Par ailleurs, le seul sas de vraie respiration dans « Une place à prendre » demeure le monde des enfants…

Diabolique, Une place à prendre l’est quelque peu, mais pour de toutes autres raisons. L’univers en est nettement plus réaliste, naturaliste presque. Une petite ville anglaise, de nos jours, avec son lot de personnalités locales, de secrets, de banlieue critique, d’adolescents problématiques et de conflits d’intérêt. Le roman s’ouvre sur un cadavre, et se ferme sur un autre (deux même!), douloureusement. On ferme le livre comme on claquerait le couvercle d’un cercueil, rageusement, parce que ce n’est pas juste.

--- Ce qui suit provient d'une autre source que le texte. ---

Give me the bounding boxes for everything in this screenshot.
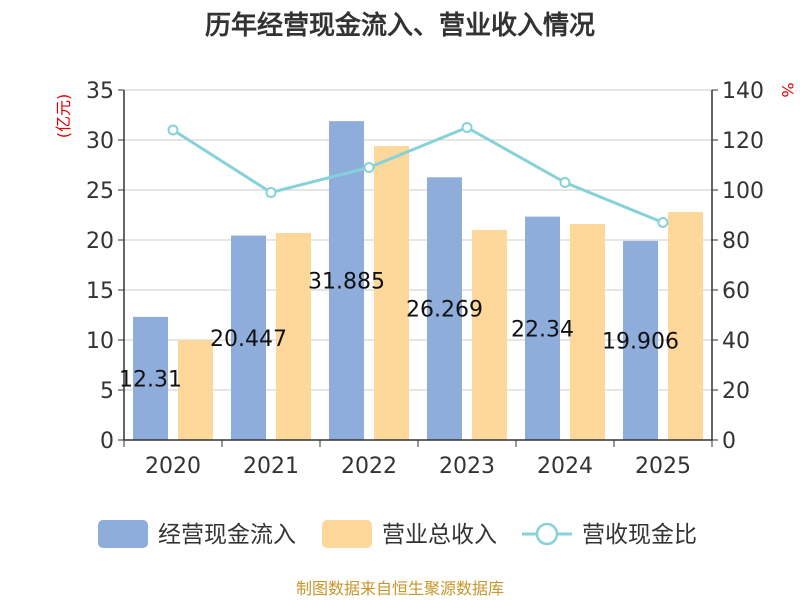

Barry Fairbrother, protecteur de Kristal Weedon, aime le club d’aviron du lycée et Yarvil, quartier problématique et contesté, véritable verrue géographique, rattaché à la ville de Pagford. Terrassé par une mort aussi prématurée qu’inattendue, sur le parking du club de golf, Barry laisse une place à prendre, celle de président du Comité Local…. Autour de cette vacance fortuite vont alors se cristalliser toutes les passions, les aspirations et les craintes de très nombreux personnages (presque trop pour le lecteur au départ, qui finit par s’y perdre). Rowling met alors en scène moult querelles de clochers, coups bas, sur fond d’amours plus ou moins avortés et de haine. Les personnages sont assez caricaturaux, Balzac et Zola ne les renieraient pas. Le monde de Pagford est également assez manichéen, les adultes offrant une vision catastrophique de l’existence et des rapports humains, tandis qu’un espoir d’humanité (aseez ténu tout de même) est encore vaguement perceptible chez les adolescents, foncièrement plus attachants que leurs parents.

Rien de la misère humaine du monde occidental n’échappe à la plume acerbe de Rowling! Drogue, alcoolisme, intégration difficile, immigration, déculturation, acculturation, violences conjugales, déchéances en tout genre se concentrent entre Pagford et Yarvil. Pourtant ces personnages-types, cette accumulation de noireurs humaines donnent un roman assez poignant dont on ne sort pas totalement indemne. Sans doute est-ce le fait de la famille Weedon et du jeune Andrew…

Une vaste satire donc, dans laquelle Rowling ne perd rien de sa verve et de son sens de la formule. Reste également un zest de sens de l’humour qui permet de dédramatiser un peu les situations.. A lire lorsque vous êtes en forme!